Just one of those jobs where you start into the job and as you go along, more problems seem to arise. The caddy was making a rumbling noise that proved to be the CV-axle shaft. Thought I'd document the entire process because it's just about the same for many FWD GM cars using a hub style bearing.
First I stripped the brakes -- caliper, caliper bracket, then the rotor to reveal the hub. Pretty rusty in there, but that's about normal for a car from the mid-Atlantic states where we see a lot of salt in the winter.
Disconnect the ABS sensor and the clip that holds it to the splash shield
Disconnect the tie rod -- but on these aluminum alloy knuckles I don't use a BFH (Big Fffn Hammer) to shock the tie rod loose. I've seen people bang on aluminum knuckles and damage them. Hence I use a tie rod separator from this OTC kit. A cheap HF separator will also do.
A few extra minutes with a tie rod tool (or pitman arm puller will also do in certain instances) , and the tie rod popped free.
Next comes the big 34mm axle nut and strut bolts -- the two strut bolts are tight because they are splined toward the cap ends and in most cases need to be hammered or impacted out with an air hammer. You can spin the nuts off with an air impact , but the bolts themselves can't be spun out due to the splines. They must be forced out in a straight line.
Notice the splines in the bolts .... I just left the nuts loose and used an impact hammer on the nuts to force the bolts straight on through.
Now the knuckle pops free and I can get at the CV-axle - rusty bugger!
Getting at the CV-axle to pop loose from it's retaining ring in the transmission isn't easy because a hard transmission fluid line is in the way. A lever action using a prybar won't cut it.
My solution was to wedge a large straight regular screwdriver between the transmission housing and the rear of the CV axle and hammered the wedged screwdriver into that gap. This forced the CV-axle away from the transmission without putting any pressure on the hard fluid line.
Looking at all the corrosion in the rear of the bearing hub I could also feel some gritty motion when spinning the bearing by hand. Just to be on the safe side I opted for a new bearing hub.
In addition I also noticed that the ball joint boot was leaking grease -- it had a rip in it. Time for a new ball joint. Unfortunately the ball joints on the DTS without the heavy duty performance suspension and brakes are not replaceable. You have to buy the complete control arm assembly. On DTS models with heavy duty brakes and suspensions, the ball joints are individually replaceable. So it's a $190 control arm on the regular luxury suspension, vs a $28 ball joint on the heavy duty suspension. Oh well -- it's only money!!!

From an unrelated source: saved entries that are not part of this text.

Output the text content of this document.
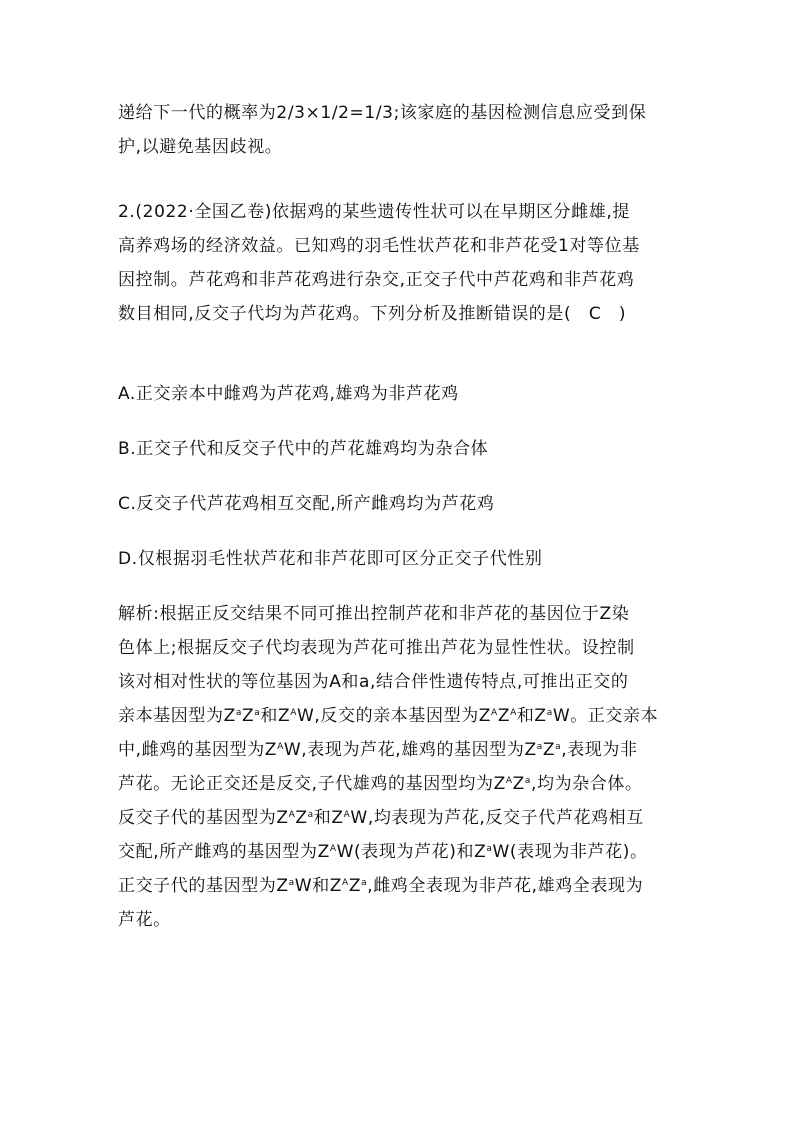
递给下一代的概率为2/3×1/2=1/3;该家庭的基因检测信息应受到保
护,以避免基因歧视。
2.(2022·全国乙卷)依据鸡的某些遗传性状可以在早期区分雌雄,提
高养鸡场的经济效益。已知鸡的羽毛性状芦花和非芦花受1对等位基
因控制。芦花鸡和非芦花鸡进行杂交,正交子代中芦花鸡和非芦花鸡
数目相同,反交子代均为芦花鸡。下列分析及推断错误的是(　C　)
A.正交亲本中雌鸡为芦花鸡,雄鸡为非芦花鸡
B.正交子代和反交子代中的芦花雄鸡均为杂合体
C.反交子代芦花鸡相互交配,所产雌鸡均为芦花鸡
D.仅根据羽毛性状芦花和非芦花即可区分正交子代性别
解析:根据正反交结果不同可推出控制芦花和非芦花的基因位于Z染
色体上;根据反交子代均表现为芦花可推出芦花为显性性状。设控制
该对相对性状的等位基因为A和a,结合伴性遗传特点,可推出正交的
亲本基因型为$Z^aZ^a$和$Z^AW$,反交的亲本基因型为$Z^AZ^A$和$Z^aW$。正交亲本
中,雌鸡的基因型为$Z^AW$,表现为芦花,雄鸡的基因型为$Z^aZ^a$,表现为非
芦花。无论正交还是反交,子代雄鸡的基因型均为$Z^AZ^a$,均为杂合体。
反交子代的基因型为$Z^AZ^a$和$Z^AW$,均表现为芦花,反交子代芦花鸡相互
交配,所产雌鸡的基因型为$Z^AW$(表现为芦花)和$Z^aW$(表现为非芦花)。
正交子代的基因型为$Z^aW$和$Z^AZ^a$,雌鸡全表现为非芦花,雄鸡全表现为
芦花。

Time to remove the lower control arm - no big deal three large bolts hold it in place -- very straight forward. Remove the sway bar link and then the only real problem is removing the two sub-frame nuts form the front bushing -- they hide behind a hose on top of the sub-frame. The bolts remove from the bottom when the nuts are removed.
Here's the entire control arm assembly and the knuckle on the bench -
To remove the ball joint from the knuckle I hit it with an impact hammer -- popped right out
I greased up the front and rear CV-axle splines to get it ready for the install, and I cleaned out the hub bearing bore in the knuckle with emery cloth and lubed it with anti-seize
Next came the new control arm -- and I used blue loktite on all the bolts for reassembly --
NOTE -- I kept the control arm loose and will tighten completely when the wheel is back on and the car is settled on the ground at ride height.

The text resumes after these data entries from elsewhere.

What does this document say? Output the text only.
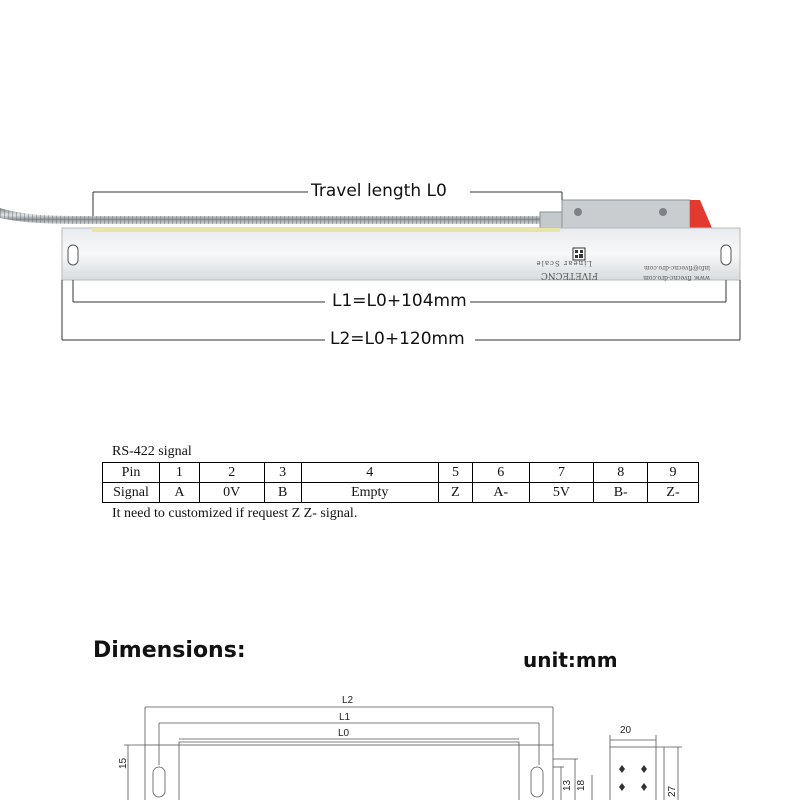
www. fivecnc-dro.com
info@fivecnc-dro.com
FIVETECNC
Linear Scale
Travel length L0
L1=L0+104mm
L2=L0+120mm
RS-422 signal
Pin	1	2	3	4	5	6	7	8	9
Signal	A	0V	B	Empty	Z	A-	5V	B-	Z-
It need to customized if request Z Z- signal.
Dimensions:	unit:mm
L2
L1
L0
15
13 18
20
27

Out of the box the new front control bushing was attached upside down on the arm -- good thing I noticed and double checked with the other side of the car. The bushing needed to turned over to be correctly installed -- always double check the parts.
Line up the CV-axle with the input shaft on the transmission and give it a quick hit on the front with a deadblow hammer -- it popped right into place. The grease helped.
Anti-seize in the bore before the hub bearing is installed --along with blue loktite on all the fasteners
Reassembly was pretty fast once the bearing is bolted into the hub.
Good thing about this new lower control arm -- it's greasable -- old OEM arm was not.
Greased the ball joint and called it a wrap --
Once the car was back on the ground I tightened the front and rear control arm bushing bolts and took a long test drive. It drives like new --
Total cost about $350 for all the parts -- could have saved about $110 by ordering everything from Rock Auto, but this NAPA franchise is the only local family owned parts store left in my area, and they had everything in stock -- so I opted to buy locally and support the business, and get it done today.